Pourquoi pas une française ? Pourquoi encore une étrangère ? Est-ce que cela remonte à mes 10 ans, lorsque j'étais amoureux d'une petite écossaise qui s'appelait Stéphanie ? En tant que grand narcissique, j'ai longtemps analysé mon cas personnel. Tout provient de la langue. En parlant en français, je suis spécial pour les autres femmes de la planète. Une sorte de barrière linguistique s'élève comme un mur de protection et ma timidité régresse considérablement. Quoi qu'il en soit, on ne peut pas me taxer de raciste… sauf peut-être envers les françaises.

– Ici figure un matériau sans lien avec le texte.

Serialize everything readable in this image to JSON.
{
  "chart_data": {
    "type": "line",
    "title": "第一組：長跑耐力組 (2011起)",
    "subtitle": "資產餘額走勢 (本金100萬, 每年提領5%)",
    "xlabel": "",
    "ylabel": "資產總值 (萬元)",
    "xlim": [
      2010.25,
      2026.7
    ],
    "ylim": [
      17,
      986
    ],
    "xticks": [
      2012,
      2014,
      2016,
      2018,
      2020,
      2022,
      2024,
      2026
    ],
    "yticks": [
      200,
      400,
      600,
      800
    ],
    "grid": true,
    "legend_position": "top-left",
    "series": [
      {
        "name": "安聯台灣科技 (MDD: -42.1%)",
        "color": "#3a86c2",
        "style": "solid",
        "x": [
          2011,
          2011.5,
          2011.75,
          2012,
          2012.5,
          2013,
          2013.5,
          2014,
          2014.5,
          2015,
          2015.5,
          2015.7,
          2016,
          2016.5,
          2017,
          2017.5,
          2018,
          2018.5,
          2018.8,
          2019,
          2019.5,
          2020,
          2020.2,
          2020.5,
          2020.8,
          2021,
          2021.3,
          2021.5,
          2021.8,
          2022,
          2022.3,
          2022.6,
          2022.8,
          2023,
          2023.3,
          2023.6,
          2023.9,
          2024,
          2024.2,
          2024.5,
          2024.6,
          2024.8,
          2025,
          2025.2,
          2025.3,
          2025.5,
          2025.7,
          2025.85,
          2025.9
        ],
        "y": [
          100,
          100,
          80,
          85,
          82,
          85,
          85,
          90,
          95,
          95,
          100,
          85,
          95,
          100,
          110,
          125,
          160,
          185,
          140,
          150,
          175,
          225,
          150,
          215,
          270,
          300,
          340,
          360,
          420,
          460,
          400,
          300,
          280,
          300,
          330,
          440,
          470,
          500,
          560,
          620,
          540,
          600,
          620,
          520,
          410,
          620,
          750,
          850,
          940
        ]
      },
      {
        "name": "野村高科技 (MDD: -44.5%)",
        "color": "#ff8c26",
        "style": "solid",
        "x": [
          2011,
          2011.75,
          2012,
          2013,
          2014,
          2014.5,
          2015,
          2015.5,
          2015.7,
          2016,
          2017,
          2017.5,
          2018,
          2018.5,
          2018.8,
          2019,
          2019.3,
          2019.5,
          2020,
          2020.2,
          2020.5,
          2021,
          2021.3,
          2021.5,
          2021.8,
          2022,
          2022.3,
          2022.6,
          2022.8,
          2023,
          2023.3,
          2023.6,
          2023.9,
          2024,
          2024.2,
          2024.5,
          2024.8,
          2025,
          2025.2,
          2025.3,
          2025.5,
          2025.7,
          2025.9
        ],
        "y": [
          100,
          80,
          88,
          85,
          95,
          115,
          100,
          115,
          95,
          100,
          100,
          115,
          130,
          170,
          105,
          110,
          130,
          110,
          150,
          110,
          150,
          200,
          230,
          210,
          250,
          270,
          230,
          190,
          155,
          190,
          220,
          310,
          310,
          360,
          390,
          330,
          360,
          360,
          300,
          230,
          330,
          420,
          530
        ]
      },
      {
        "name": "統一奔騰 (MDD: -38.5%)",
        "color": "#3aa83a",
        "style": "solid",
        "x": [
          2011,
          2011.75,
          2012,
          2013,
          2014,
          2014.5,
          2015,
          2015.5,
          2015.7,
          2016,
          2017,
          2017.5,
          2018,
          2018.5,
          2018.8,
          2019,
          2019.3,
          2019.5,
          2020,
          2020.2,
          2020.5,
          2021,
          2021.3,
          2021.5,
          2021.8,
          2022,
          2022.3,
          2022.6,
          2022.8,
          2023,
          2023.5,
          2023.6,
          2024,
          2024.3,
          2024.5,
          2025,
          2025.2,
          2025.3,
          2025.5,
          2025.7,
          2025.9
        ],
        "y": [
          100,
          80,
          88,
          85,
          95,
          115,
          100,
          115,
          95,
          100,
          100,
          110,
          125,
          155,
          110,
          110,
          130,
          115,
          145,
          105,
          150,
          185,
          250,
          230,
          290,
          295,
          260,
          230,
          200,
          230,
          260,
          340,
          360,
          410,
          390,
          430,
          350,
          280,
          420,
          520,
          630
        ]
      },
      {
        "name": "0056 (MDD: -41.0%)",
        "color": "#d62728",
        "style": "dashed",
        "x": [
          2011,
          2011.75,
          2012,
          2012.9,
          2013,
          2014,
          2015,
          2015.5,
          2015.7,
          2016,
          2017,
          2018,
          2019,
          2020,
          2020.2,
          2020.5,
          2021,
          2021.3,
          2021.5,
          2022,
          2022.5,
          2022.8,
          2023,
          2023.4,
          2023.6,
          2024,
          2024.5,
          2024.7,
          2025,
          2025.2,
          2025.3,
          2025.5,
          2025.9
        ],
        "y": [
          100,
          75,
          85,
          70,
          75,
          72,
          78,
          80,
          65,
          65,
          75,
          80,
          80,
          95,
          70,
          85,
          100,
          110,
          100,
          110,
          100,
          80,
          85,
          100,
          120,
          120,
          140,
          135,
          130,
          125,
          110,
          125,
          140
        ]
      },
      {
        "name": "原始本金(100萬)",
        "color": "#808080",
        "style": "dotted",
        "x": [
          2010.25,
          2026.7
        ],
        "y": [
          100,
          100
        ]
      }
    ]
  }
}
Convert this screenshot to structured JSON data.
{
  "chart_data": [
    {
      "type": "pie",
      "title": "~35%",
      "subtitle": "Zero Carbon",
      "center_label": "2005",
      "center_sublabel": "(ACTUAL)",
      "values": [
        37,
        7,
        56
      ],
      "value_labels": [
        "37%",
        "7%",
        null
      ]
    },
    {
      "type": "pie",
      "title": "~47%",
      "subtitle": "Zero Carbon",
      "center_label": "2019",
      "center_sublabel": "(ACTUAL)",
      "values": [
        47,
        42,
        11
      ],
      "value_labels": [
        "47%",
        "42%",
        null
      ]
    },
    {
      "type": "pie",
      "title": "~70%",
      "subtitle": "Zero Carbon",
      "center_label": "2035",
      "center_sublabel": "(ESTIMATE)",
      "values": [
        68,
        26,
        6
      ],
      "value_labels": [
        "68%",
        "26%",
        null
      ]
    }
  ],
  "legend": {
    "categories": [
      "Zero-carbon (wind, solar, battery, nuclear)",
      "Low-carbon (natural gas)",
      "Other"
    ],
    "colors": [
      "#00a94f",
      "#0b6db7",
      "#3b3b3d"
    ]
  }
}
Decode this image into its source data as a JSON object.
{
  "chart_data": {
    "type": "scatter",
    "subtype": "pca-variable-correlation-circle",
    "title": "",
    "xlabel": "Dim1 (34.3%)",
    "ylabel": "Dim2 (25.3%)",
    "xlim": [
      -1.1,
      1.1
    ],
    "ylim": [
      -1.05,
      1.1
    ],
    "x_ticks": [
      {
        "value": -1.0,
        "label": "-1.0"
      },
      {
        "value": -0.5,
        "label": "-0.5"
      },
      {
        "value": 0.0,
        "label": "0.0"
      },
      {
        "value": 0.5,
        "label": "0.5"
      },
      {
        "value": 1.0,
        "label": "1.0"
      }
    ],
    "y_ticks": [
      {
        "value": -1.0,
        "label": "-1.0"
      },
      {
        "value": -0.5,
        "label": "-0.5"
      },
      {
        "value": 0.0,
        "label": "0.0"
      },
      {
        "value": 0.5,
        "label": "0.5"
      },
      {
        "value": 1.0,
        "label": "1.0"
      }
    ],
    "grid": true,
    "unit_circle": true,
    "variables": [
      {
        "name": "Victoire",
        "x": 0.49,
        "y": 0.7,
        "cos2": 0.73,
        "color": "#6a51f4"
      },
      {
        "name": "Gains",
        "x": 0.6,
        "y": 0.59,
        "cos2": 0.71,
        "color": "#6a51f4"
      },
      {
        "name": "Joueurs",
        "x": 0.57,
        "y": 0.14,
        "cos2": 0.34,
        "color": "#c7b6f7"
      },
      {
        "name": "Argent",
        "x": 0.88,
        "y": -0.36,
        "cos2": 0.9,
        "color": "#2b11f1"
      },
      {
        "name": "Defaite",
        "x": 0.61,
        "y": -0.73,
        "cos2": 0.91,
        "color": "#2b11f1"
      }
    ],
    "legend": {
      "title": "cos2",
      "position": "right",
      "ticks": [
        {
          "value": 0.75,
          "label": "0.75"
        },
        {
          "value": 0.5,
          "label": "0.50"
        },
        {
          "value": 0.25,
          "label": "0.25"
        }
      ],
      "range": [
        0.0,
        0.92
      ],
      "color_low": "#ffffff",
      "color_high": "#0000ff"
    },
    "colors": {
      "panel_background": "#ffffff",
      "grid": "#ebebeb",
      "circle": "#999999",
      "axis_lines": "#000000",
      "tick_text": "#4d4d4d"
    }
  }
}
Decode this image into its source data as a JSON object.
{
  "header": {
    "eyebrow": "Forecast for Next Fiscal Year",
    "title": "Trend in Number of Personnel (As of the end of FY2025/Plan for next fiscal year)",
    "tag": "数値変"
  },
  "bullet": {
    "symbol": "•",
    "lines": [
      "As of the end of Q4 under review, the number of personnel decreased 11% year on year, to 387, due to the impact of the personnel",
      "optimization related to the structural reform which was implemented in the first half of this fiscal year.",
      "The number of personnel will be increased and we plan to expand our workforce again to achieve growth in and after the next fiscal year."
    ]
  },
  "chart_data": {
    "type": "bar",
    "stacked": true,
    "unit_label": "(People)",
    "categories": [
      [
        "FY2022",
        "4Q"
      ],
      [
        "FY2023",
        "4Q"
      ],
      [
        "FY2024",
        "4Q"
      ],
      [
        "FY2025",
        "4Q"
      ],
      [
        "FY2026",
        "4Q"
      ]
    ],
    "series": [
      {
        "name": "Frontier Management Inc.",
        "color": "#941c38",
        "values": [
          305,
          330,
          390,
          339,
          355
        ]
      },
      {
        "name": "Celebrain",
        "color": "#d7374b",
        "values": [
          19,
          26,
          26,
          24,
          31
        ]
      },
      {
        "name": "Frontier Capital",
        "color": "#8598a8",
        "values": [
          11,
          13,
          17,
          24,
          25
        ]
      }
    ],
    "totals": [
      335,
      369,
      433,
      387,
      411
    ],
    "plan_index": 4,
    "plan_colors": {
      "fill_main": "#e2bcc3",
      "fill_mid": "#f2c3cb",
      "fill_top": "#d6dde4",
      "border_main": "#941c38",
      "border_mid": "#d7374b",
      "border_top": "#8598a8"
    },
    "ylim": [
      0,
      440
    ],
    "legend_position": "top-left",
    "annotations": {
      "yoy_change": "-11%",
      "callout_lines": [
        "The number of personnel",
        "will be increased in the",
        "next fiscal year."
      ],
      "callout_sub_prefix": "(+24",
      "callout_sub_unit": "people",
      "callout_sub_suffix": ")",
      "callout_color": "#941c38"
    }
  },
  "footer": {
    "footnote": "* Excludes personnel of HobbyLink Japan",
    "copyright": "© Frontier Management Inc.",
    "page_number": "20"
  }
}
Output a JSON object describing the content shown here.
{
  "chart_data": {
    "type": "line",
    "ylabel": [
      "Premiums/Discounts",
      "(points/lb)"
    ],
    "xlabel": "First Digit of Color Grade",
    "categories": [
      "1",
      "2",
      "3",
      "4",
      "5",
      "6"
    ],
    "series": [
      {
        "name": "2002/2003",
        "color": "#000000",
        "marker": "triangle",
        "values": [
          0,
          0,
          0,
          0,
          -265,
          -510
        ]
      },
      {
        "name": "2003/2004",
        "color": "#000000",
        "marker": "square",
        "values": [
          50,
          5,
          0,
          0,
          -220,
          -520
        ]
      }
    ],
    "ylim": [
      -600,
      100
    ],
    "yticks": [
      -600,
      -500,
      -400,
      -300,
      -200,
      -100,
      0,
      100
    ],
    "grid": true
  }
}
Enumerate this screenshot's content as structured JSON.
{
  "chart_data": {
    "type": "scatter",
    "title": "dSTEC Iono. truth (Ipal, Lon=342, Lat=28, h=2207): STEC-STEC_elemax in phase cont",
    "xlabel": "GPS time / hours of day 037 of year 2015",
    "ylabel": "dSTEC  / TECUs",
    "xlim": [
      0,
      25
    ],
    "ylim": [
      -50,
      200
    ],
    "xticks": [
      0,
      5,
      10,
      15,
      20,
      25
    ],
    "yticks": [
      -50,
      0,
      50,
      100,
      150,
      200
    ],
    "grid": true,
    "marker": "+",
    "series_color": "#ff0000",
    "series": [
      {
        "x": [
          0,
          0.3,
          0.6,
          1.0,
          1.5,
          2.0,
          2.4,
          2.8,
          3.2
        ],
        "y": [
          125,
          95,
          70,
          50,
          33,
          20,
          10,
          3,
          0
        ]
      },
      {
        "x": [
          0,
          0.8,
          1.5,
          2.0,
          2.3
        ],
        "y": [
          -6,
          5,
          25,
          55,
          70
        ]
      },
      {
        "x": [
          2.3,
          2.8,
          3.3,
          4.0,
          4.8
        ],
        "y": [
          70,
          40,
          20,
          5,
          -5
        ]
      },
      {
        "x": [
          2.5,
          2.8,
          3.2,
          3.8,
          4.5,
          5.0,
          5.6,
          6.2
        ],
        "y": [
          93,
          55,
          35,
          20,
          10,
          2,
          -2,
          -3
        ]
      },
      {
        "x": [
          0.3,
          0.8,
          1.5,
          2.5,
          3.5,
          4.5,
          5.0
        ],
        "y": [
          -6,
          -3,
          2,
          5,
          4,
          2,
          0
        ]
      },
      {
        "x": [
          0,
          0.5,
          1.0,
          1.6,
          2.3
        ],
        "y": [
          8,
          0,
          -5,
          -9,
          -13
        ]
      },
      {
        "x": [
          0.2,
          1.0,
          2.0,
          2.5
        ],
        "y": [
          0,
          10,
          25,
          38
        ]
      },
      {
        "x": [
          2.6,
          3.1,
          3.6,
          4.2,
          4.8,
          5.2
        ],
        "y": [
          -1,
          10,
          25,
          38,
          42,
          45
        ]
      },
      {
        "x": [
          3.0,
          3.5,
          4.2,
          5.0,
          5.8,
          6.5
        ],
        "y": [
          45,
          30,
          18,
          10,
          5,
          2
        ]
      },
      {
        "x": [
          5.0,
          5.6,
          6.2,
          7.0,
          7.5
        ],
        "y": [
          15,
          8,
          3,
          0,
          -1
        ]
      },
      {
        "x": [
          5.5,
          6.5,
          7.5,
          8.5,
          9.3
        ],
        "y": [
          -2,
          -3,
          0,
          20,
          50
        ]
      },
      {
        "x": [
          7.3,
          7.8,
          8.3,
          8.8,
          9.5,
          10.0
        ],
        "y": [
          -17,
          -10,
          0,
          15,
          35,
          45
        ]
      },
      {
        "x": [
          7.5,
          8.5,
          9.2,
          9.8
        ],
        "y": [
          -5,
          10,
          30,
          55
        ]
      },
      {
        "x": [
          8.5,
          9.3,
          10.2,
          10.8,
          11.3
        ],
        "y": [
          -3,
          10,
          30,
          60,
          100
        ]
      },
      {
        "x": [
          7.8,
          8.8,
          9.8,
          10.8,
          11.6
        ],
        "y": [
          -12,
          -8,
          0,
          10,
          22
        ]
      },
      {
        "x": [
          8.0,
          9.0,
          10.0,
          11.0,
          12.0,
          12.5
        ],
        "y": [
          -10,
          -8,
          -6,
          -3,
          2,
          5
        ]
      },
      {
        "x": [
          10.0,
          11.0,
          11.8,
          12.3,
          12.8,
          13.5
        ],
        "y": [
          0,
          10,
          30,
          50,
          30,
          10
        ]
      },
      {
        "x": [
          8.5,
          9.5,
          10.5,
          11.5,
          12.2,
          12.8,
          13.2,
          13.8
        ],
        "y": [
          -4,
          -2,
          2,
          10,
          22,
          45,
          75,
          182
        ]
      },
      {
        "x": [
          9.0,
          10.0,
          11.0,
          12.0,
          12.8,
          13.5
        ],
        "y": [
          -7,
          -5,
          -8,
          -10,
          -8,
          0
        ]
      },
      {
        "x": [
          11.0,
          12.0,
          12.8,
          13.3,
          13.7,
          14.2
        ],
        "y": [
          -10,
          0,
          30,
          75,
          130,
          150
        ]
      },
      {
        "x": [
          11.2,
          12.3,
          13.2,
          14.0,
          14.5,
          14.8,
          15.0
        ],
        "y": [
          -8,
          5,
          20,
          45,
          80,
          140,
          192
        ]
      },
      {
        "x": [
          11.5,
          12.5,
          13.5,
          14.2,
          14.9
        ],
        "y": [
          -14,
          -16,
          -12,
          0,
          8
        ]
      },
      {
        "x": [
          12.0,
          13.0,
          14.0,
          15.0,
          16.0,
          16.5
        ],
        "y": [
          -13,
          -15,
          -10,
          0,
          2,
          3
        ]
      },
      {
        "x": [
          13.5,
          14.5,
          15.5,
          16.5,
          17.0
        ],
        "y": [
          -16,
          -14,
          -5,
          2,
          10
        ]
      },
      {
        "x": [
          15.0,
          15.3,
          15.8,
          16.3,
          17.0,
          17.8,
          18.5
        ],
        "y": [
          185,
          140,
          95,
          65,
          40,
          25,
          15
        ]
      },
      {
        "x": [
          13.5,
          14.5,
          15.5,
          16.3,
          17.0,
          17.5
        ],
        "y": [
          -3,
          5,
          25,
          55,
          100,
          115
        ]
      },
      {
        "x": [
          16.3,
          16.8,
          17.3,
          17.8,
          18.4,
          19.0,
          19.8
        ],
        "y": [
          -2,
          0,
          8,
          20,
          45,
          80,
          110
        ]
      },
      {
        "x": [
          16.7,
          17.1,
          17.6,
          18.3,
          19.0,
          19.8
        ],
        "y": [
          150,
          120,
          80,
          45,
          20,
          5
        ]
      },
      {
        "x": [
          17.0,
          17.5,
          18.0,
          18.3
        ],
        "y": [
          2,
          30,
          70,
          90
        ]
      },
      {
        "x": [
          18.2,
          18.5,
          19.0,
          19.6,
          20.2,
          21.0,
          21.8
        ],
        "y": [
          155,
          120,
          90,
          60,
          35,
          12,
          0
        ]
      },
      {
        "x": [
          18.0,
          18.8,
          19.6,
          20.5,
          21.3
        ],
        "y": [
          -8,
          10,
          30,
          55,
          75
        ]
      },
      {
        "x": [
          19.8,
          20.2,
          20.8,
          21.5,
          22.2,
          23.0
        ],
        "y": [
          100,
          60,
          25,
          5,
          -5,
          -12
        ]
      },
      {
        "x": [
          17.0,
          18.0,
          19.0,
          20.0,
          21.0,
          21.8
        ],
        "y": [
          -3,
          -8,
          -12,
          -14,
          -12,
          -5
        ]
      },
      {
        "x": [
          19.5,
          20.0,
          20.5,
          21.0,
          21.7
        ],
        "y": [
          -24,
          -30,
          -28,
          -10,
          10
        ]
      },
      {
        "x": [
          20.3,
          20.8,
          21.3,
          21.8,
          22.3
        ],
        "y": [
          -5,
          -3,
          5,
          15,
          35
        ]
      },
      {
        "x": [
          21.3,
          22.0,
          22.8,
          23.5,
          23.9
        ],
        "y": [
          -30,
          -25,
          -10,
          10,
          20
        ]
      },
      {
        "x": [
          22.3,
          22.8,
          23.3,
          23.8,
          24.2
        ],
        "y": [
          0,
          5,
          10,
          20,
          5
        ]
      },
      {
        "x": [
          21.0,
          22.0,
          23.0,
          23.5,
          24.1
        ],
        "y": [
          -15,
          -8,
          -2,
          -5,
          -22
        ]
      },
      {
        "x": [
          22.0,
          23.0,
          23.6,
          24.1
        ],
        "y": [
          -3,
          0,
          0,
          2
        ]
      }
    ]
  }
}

Bref. Elle cherchait un riche européen de l'Ouest pour fonder une famille. Son français était désastreux, sans doute traduit par Google Trad, mais ses sentiments étaient respectables. Après l'horrible capitalisme écœurant de l'Amérique, la nostalgie bolchevique m'attirait beaucoup. Les filles de l'Est ont plus à partager puisqu'elles ont beaucoup moins. J'avais maintenant suffisamment d'expérience pour ne pas me planter. Quelques jours après ma rupture, je sautais sur l'occasion. Je l'impressionnais avec mon statut d'écrivain. Je roulais des mécaniques comme un paon, en lui citant des passages de mon roman. Elle était conquise, bien sûr. Elle était belle aussi. Blonde, mince… l'antithèse de cette caricature qui me servait de femme. C'en était suspect. Je ne voulais pas faire ressurgir de vieux démons.
Car cette fois-ci, je ne commettrais pas les mêmes erreurs.
Je ne me marierais pas.
Je lui ferais un enfant.
[1] Strophe tirée de Réversibilité des Fleurs du Mal de Charles Baudelaire.